Getting that letter stating that you’ve been accepted to the exchange destination of your dreams is a feeling that I cannot describe. Thoughts run through your head at a million miles a minute: will I love it? Will I make memories that will last me a lifetime? Will I form relationships with people I could have never met otherwise? I’m so excited and unsure and amazed and scared… where do I go from here? I made a list to help combat those nerves and answer the questions so that you don’t have to. Here is a list of things I wish I knew before I went on exchange:

  1. Learning even the slightest bit of the language helps. Even if it’s a country where everyone speaks English, you’ll still run into someone that does not. You’ll get treated like gold if you show that you’re aware and trying to understand.
  2. Google maps is not available everywhere, sometimes you will not be in service. Taking a notebook with you on your travels with maps of the locations, train schedules, and destinations really helps in a pinch. I speak from experience: I had to ask a Dutch woman how to transfer to Berlin from Amstel but she could not understand me. I pulled out my paper map of my travel route and she immediately understood and pointed to the correct train.
  3. Most European cities offer a major discount on bus tickets if you buy them from convenience stores rather than from the driver- and you don’t look like a tourist holding up the bus.

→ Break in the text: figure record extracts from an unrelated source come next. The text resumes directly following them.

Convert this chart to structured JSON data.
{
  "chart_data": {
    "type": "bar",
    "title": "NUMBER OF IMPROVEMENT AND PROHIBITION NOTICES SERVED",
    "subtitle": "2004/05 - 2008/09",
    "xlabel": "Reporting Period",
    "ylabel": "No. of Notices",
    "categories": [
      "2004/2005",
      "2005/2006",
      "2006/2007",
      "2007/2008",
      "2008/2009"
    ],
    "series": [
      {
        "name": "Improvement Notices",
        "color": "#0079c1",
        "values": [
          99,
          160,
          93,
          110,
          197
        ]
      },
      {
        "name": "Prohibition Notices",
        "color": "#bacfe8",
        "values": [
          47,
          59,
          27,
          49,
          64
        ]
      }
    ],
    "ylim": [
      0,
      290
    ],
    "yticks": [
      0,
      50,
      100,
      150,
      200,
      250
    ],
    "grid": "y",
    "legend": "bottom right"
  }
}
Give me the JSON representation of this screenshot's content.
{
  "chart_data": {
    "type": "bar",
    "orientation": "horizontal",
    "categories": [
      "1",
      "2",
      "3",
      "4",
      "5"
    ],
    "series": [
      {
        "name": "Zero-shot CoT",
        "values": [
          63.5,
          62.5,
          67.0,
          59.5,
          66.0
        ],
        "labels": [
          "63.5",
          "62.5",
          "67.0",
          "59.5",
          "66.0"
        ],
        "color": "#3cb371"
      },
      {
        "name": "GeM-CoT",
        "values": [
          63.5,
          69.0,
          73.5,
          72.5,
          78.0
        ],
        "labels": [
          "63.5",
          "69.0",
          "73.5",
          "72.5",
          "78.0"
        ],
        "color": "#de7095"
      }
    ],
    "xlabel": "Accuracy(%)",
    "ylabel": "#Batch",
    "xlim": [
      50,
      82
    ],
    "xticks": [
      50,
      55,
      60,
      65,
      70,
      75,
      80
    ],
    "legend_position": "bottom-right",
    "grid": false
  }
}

  4. No one warned me about the dangers of cycling, and the right of ways of the European cities. In the Netherlands, cyclists have priority over pedestrians and cars. Research traffic laws before you go.
  5. Don’t be afraid of studying abroad alone. Everyone you meet usually also arrived unaccompanied and is looking to form relationships with other international students.
  6. On that note, most of the time you will be grouped with other international students – meaning that you likely will not initially meet with citizens from the host country. I had to make a serious effort to make a Dutch friend- but do not be afraid! I got some of the best advice from the local students about parties and activities, and what to avoid. They also helped me find a great bike to get around the city for a discounted cost.
  7. Don’t forget: you’re going abroad to do school. It may seem like a semester-long vacation, but the work you put over there still transfers back. If you plan on going to graduate school, the courses you do abroad still count towards that GPA. Make time for fun, but also time for study.
  8. In the initial few weeks- say yes to everything! The first impression is huge and some of the best experiences I had was simply saying yes. A French girl in my class agreed that saying “no” in the beginning for some of the experiences was her biggest mistake, because she missed out on a lot of experiences afterwards.
  9. Remember to make time for sleep! I never thought I would attend as many gatherings as I did, so I really had to make an effort to squeeze in enough sleep.
  10. Pick your location based on your travel goals. I chose the Netherlands because it was central, and Utrecht was right in the middle of two airports that offered budget-friendly airlines. Make a note that Ryanair and Easyjet only travel to certain airports.
  11. Any normal daily task is an adventure in a foreign country. Doing laundry, getting groceries labelled in a foreign language, withdrawing money from a bank- everything. Tip: Google translate is your friend – download the language of the country you’re visiting so you can use it offline.
  12. Research the Erasmus groups in your host universities- they always offer meet-ups and activities with other international students.

These tips would have really saved me the effort I spent in the first week trying to figure everything out blind. With that being said, I wouldn’t change my exchange for the world.